This looks like a result of g being continuous. Since I don't have the book, I can't comment on the rest.
 
Thanks for the reply!

Actually, in the part of the proof which I am asking about, the aim is the prove that the function g is continuous.

There appears to be a mistake in the proof though. So for those who do have the book, here is a fix for later reference.

Recall that J = [a,b] and C(J) is the set of real-valued continuous functions on J. A linear, bounded and positive functional G on C(J) is assumed given. Fix any t \in [a,b) and a sufficiently large integer n. Let \varphi_{t,n} be the function that maps x to 1 if a ≤ x ≤ t, maps x to 0 if t+\frac{1}{n} ≤ x ≤ b, and maps x to 1 - n(x-t) if t < x < t+\frac{1}{n}. Then \varphi_{t,n} \in C(J), and G(\varphi_{t,n}) is non-negative and non-increasing as a function of n.

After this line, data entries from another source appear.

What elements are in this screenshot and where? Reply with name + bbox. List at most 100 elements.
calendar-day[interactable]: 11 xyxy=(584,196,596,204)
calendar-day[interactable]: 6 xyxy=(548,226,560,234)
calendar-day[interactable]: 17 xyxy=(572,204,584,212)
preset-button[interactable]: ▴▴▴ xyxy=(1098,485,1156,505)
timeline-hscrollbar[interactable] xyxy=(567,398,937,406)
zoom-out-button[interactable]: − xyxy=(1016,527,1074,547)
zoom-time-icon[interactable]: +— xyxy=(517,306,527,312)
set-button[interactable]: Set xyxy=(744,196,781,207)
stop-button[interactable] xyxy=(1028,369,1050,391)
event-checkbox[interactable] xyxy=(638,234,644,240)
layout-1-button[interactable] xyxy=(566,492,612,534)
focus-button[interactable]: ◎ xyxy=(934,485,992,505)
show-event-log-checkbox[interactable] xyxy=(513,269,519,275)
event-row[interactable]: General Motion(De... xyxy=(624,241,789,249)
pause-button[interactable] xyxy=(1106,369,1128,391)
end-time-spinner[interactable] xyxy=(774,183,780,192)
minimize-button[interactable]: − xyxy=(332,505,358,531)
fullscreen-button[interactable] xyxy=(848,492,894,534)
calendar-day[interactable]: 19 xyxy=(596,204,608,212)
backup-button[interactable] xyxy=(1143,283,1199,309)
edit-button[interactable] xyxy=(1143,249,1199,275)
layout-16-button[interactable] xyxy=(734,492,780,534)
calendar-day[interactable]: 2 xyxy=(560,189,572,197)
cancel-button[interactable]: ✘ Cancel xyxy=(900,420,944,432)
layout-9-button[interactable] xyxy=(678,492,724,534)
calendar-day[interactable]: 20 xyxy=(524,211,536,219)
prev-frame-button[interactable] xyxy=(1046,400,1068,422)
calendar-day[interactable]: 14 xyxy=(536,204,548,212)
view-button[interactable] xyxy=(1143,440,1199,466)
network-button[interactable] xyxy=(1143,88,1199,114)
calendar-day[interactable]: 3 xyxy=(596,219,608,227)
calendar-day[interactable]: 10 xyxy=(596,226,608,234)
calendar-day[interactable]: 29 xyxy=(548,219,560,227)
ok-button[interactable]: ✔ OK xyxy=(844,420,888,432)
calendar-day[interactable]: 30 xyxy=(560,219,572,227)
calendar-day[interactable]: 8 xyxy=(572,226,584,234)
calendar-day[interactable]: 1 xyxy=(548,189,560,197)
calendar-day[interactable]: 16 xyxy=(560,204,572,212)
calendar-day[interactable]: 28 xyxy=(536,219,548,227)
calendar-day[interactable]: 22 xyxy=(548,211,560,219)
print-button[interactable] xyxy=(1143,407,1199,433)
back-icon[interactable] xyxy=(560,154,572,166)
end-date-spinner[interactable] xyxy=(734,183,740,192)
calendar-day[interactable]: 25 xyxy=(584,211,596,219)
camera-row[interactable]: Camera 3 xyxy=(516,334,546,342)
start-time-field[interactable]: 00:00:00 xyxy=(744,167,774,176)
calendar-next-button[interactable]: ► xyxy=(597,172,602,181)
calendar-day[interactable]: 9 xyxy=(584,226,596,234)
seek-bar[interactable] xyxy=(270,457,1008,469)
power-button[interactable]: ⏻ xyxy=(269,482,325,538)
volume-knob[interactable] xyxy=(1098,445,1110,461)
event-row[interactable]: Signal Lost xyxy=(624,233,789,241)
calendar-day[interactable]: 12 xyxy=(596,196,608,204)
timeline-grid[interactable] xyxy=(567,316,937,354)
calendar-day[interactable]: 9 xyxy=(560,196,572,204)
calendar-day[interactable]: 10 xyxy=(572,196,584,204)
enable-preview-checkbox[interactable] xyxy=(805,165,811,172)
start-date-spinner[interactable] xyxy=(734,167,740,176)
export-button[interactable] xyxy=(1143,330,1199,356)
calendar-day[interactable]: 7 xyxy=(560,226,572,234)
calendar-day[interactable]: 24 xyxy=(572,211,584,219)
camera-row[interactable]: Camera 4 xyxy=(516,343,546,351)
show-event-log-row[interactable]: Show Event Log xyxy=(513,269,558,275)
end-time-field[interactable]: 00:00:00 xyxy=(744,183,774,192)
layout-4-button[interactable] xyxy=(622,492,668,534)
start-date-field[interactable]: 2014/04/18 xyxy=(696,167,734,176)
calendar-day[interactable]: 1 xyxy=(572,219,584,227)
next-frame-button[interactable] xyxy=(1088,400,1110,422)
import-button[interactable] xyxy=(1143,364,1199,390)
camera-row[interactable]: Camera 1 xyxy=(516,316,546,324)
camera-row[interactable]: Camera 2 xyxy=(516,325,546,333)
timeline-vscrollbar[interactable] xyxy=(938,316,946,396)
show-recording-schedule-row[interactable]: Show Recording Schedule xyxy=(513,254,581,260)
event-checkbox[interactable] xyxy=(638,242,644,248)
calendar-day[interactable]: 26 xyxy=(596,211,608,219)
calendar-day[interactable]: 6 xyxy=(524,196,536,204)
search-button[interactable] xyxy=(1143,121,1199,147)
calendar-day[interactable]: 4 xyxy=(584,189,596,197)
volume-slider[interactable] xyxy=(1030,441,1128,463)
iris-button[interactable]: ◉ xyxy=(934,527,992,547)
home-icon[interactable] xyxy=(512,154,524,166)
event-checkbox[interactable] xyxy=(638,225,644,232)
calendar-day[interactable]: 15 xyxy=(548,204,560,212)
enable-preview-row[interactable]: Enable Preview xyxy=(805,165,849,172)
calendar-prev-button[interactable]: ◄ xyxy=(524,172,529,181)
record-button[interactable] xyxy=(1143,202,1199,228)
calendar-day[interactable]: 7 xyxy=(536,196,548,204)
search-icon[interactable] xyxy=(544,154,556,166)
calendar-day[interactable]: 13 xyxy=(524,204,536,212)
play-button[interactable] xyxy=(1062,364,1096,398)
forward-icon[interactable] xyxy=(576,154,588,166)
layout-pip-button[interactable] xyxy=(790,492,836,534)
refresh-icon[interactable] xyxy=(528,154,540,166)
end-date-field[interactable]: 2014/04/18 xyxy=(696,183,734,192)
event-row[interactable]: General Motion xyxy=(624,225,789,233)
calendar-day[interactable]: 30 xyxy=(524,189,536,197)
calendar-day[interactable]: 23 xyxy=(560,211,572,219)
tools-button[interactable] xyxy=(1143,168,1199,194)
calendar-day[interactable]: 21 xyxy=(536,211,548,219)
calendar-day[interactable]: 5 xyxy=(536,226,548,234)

Let g(t) = lim_{n → ∞} G(\varphi_{t,n}). Let g(s)=0 if s < a, and g(s)=G(1) if s ≥ b. Then g is monotone increasing. The aim is to show that g is everywhere continuous from the right, then to extend the Borel-Stieltjes measure generated by g to a measure defined on the Borel algebra, using the Hahn Extension Theorem.

I cannot make the proof in the book work to prove continuity of g from the right. But the fix is easier than in the suggested proof.

Let ε > 0 and assume that n is large enough to satisfy n > 2, n > \frac{1}{ε}||G||, and g(t) ≤ G(\varphi_{t,n}) ≤ g(t) + ε.
Then ||\varphi_{t+\frac{1}{n^2},n} - \varphi_{t,n}|| = \varphi_{t+\frac{1}{n^2},n}(t+\frac{1}{n}) = \frac{1}{n} implies ||G|| ≥ |G(n(\varphi_{t+\frac{1}{n^2},n} - \varphi_{t,n}))| = n(G(\varphi_{t+\frac{1}{n^2},n}) - G(\varphi_{t,n})), hence
G(\varphi_{t+\frac{1}{n^2},n}) ≤ G(\varphi_{t,n}) + \frac{1}{n}||G|| ≤ g(t) + 2ε.
The right continuity of g at t follows by noting that
g(t) ≤ g(t+\frac{1}{n^2}) = lim_{k → ∞} G(\varphi_{t+\frac{1}{n^2},k}) ≤ G(\varphi_{t+\frac{1}{n^2},n}) ≤ g(t) + 2ε.